With John O’Shaughnessy, three other industry leaders—Kate McAdams, managing director of Arabella Advisors; Priya Parrish, CIO for Impact Engine; and John Weakliam, CEO of Vita—shared trends and possibilities for the impact investing field. Seth Green, director of the Baumhart Center, moderated the discussion.

According to the center’s report, the speakers identified three major directions for impact investing:

  • Collaboration and partnership among people and companies with diverse professional background who are intent on using resources to focus on outcomes. “Impact investing calls for cross-sector collaboration and partnership,” said Priya Parrish. Impact investing attracts investors who hope to accomplish greater social and environmental (as well as financial) return on their investments.
  • Impact investing is not a “one-size-fits-all” approach. Investors will have their own motivations for investing, tolerance for risk, and degree to which they need or want their impact investing to reflect their mission. Investors should “never compromise on the process you go through to determine how you might actually integrate something that produces positive returns,” John O’Shaughnessy said. “Understand it, be informed, make really good informed decisions.”
  • You don’t have to be a Wall Street genius to participate in impact investing. As John O’Shaughnessy said, the average person can invest through groups like Swell Investing or ESG (environmental, social, and corporate governance) funds managed by financial services companies.

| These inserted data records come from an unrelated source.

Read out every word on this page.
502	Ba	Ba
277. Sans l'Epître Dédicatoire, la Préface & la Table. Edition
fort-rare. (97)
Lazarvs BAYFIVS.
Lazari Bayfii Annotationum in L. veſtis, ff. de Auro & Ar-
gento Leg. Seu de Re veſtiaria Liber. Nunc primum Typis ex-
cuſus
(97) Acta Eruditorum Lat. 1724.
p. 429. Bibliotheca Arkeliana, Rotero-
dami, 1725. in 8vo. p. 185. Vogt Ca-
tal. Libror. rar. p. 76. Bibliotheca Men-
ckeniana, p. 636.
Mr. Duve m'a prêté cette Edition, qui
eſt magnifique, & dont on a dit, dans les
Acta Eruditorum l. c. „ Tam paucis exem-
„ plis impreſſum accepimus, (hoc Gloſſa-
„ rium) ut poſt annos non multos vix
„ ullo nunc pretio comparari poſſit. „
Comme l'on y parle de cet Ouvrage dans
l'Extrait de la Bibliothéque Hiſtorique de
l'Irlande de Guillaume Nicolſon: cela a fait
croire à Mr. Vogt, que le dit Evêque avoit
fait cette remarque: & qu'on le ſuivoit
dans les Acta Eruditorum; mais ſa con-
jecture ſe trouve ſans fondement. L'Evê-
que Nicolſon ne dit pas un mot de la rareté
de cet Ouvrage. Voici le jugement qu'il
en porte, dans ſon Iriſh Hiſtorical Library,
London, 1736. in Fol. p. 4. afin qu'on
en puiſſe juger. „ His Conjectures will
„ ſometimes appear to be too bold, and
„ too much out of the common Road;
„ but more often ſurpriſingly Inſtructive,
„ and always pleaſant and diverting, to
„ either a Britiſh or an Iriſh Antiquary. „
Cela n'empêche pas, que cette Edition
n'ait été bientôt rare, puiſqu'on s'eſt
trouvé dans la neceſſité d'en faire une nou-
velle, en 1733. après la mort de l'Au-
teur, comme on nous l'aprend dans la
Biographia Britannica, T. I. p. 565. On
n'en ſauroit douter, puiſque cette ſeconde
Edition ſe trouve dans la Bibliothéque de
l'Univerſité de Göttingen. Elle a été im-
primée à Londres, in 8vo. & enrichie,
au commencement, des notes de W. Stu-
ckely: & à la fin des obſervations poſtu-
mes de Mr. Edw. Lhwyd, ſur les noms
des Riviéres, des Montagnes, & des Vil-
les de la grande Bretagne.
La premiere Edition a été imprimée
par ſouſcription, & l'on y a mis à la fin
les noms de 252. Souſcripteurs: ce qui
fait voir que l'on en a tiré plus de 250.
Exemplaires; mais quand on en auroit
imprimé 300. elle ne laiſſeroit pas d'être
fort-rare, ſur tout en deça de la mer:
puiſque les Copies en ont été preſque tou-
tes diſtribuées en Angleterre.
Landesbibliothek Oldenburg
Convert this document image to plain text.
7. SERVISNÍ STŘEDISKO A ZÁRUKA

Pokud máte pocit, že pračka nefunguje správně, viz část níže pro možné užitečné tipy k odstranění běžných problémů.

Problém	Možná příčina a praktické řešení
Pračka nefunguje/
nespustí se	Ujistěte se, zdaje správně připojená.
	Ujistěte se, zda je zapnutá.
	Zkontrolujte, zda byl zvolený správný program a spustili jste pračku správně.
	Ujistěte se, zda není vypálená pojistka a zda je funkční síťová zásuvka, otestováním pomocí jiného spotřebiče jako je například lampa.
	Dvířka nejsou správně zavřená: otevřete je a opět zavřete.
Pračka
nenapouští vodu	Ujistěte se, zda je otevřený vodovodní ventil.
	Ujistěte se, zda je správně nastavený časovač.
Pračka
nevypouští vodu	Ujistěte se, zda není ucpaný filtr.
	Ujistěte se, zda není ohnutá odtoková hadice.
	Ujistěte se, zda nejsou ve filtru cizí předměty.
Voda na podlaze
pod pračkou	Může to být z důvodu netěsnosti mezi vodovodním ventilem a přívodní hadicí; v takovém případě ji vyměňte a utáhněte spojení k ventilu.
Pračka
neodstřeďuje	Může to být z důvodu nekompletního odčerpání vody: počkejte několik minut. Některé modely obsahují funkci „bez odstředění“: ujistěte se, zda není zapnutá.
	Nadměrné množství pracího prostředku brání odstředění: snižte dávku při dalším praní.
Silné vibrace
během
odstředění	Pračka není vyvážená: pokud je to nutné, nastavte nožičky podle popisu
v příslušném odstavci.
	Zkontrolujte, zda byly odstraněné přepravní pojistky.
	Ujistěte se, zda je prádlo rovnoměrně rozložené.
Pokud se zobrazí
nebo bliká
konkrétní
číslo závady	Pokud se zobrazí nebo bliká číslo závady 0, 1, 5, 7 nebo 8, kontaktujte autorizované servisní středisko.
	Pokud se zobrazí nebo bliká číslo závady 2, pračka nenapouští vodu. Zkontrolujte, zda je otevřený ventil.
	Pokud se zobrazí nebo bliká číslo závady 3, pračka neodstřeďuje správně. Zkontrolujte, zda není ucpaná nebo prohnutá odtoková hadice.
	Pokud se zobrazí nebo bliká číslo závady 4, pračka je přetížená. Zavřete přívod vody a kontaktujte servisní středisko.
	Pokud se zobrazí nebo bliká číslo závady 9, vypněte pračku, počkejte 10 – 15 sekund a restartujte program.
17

At the end of the discussion, John Weakliam spoke about the Vita Green Impact Fund, which works with rural communities in Eritrea and Ethiopia to grow food to feed families, gain access to water and sustainable household energy, and develop skills for sustainable and healthy livelihoods. The carbon emissions savings generated by the fund are sold on voluntary carbon markets and the income is used to repay investors. Creating an impact investing vehicle that funds program work moves the entity toward self-sustainability—an exciting prospect for impact investing.